“We think there’s a lot more home price appreciation to go,” Blackstone President Tony James said at a Dec. 5 conference in New York sponsored by Goldman Sachs Group Inc.

Shadow Inventory

Homes that were seriously delinquent, in the foreclosure process and not yet listed for sale, known as the shadow inventory, shrank 12 percent in the 12 months through October to 2.3 million units, CoreLogic reported Jan. 2.

“Given the long foreclosure timelines in many states, the current shadow inventory stock represents little immediate threat to a significant swing in housing market supply,” Mark Fleming, CoreLogic’s chief economist, said in a statement. “Investor demand will help to absorb the already foreclosed and REO properties in the shadow inventory in 2013.”

Builders such as New Home’s Webb are seeing a lot of interest from prospective buyers. More than 6,500 people visited Lambert Ranch’s model homes on opening weekend in May, and high traffic continues from homeseekers with resources to buy, Webb said.

Shoppers will soon have more options.
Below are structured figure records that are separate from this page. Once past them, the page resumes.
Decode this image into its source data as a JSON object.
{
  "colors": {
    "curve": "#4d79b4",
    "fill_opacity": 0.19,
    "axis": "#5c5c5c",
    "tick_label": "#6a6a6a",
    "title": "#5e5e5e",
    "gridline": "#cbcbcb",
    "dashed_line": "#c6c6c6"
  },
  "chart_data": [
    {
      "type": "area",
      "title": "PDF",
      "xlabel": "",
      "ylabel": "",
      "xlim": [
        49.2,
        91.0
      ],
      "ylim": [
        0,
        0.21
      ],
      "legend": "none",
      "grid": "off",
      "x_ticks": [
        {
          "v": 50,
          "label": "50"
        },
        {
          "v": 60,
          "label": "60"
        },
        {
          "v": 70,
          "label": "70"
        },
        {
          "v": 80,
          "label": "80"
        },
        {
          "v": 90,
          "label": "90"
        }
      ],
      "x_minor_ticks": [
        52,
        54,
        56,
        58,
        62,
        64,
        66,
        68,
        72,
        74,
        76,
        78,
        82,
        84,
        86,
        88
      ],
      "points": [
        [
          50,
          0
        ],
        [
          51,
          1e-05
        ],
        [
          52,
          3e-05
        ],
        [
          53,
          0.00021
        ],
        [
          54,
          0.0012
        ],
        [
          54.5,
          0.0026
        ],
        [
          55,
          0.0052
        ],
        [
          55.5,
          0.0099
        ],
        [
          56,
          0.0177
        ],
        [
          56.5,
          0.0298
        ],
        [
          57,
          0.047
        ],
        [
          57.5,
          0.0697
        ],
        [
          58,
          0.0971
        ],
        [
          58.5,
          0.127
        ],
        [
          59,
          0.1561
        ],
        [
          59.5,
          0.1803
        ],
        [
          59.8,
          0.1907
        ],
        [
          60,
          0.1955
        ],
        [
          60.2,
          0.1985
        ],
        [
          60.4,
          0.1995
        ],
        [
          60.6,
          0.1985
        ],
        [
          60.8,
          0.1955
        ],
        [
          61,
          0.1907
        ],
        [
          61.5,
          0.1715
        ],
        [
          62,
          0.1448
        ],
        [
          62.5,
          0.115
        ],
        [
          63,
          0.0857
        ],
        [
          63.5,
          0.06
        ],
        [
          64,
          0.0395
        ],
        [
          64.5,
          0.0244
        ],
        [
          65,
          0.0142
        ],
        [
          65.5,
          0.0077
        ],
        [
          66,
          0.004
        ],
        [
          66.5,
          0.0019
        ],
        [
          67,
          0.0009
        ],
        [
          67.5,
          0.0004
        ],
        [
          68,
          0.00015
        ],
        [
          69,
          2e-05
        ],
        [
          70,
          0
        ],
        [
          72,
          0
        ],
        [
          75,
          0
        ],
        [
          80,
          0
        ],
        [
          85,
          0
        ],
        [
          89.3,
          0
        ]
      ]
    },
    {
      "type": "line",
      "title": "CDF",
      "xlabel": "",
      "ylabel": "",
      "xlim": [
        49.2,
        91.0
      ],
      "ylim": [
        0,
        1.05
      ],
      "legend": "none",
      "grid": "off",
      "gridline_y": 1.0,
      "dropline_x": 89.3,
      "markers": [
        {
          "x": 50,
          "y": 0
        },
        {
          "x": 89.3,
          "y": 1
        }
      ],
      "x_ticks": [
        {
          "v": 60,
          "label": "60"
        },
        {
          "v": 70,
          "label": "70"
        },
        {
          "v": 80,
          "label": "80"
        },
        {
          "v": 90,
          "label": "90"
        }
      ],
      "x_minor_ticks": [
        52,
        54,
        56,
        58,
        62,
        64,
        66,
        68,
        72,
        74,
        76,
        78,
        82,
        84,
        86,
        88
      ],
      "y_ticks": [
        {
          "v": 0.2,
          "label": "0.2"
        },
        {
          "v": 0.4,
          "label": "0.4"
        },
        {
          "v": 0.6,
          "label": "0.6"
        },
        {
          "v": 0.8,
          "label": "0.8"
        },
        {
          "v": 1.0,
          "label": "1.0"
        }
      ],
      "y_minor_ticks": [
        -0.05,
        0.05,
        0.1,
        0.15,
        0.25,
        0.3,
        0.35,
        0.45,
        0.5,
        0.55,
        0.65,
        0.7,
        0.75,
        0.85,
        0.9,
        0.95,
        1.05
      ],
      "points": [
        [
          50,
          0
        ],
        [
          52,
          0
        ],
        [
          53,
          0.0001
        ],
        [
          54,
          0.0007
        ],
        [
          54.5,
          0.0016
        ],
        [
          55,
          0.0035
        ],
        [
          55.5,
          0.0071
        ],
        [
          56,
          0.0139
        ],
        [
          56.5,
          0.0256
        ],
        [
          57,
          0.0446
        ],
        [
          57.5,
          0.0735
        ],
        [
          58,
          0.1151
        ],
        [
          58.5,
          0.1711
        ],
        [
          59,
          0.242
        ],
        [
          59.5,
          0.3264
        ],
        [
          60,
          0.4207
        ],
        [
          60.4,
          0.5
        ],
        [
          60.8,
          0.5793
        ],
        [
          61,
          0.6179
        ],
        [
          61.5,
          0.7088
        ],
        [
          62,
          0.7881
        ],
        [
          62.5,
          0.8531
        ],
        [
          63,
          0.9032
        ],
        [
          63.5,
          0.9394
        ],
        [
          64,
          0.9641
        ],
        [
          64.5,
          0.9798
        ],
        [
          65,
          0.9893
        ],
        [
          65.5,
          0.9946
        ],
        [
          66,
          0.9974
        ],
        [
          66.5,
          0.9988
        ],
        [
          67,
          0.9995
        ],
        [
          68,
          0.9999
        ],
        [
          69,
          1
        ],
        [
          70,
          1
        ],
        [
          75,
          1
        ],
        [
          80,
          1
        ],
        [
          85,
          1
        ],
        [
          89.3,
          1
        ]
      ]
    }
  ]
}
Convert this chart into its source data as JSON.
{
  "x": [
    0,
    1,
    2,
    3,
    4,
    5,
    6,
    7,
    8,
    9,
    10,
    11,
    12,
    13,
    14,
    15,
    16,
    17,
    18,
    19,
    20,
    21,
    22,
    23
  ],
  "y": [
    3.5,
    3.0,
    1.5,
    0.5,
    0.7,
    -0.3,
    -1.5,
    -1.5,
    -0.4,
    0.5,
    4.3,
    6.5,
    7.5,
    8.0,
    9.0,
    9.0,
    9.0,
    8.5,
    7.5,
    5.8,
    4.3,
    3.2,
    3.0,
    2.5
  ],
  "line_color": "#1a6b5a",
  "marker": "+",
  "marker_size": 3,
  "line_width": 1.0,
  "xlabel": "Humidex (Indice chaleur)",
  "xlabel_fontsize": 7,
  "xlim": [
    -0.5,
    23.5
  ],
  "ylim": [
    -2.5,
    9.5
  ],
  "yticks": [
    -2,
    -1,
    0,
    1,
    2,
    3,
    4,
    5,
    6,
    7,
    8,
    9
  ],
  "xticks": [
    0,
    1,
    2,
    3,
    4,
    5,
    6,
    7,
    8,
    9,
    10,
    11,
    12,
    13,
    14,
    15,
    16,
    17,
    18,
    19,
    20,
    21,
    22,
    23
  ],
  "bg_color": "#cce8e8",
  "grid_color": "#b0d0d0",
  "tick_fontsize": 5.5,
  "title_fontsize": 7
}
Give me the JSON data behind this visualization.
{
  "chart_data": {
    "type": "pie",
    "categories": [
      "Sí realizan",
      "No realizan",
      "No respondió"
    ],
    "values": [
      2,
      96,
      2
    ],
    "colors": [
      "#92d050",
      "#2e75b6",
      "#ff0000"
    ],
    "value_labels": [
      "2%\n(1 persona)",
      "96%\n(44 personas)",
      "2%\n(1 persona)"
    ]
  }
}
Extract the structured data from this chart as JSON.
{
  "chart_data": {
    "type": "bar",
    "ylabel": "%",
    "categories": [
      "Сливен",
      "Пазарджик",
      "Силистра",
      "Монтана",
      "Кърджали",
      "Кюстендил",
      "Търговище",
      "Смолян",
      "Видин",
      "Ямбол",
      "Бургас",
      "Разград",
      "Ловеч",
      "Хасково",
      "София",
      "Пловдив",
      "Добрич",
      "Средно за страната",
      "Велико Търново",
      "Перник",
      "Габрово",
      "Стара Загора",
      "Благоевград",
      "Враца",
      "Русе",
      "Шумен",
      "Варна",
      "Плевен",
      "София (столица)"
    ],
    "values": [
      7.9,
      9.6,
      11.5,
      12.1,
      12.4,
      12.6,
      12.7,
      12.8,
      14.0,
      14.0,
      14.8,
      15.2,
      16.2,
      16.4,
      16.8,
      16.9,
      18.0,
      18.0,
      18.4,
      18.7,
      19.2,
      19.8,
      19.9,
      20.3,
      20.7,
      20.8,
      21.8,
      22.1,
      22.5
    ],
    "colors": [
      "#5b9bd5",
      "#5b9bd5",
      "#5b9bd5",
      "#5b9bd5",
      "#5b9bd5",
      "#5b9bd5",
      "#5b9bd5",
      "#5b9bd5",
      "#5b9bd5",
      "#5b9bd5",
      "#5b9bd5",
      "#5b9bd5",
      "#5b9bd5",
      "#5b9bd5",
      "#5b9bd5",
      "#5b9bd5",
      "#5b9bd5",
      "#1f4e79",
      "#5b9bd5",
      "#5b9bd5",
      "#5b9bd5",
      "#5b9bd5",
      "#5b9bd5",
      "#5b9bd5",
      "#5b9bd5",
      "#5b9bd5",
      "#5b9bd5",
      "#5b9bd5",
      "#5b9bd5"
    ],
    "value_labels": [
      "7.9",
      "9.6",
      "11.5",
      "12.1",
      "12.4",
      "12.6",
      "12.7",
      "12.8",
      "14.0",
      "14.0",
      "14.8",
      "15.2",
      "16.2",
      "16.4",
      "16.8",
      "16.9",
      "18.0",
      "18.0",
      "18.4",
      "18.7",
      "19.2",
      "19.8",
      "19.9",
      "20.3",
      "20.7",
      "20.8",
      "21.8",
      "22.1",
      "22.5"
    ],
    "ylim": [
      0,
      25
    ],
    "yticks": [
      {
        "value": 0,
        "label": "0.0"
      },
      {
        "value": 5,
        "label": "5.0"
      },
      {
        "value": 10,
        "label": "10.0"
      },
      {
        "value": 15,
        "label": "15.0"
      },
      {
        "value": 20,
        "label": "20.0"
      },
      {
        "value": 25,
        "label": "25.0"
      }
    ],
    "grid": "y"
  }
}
In Orange County, California, where New Home Co. is based, two dozen subdivisions are opening this year, the most since 2006, Webb said.

Webb, a homebuilder for 25 years, co-founded the New Home Co. in 2009 after his previous company, John Laing Homes, went through bankruptcy liquidation. Just three years earlier, as the housing prices were about to crash, John Laing was sold for $1.05 billion to Emaar Properties PJSC, a Dubai-based developer.

“We’re not looking for some crazy boom,” Webb said. “We’d just like to see consistent sales and modest price appreciation.”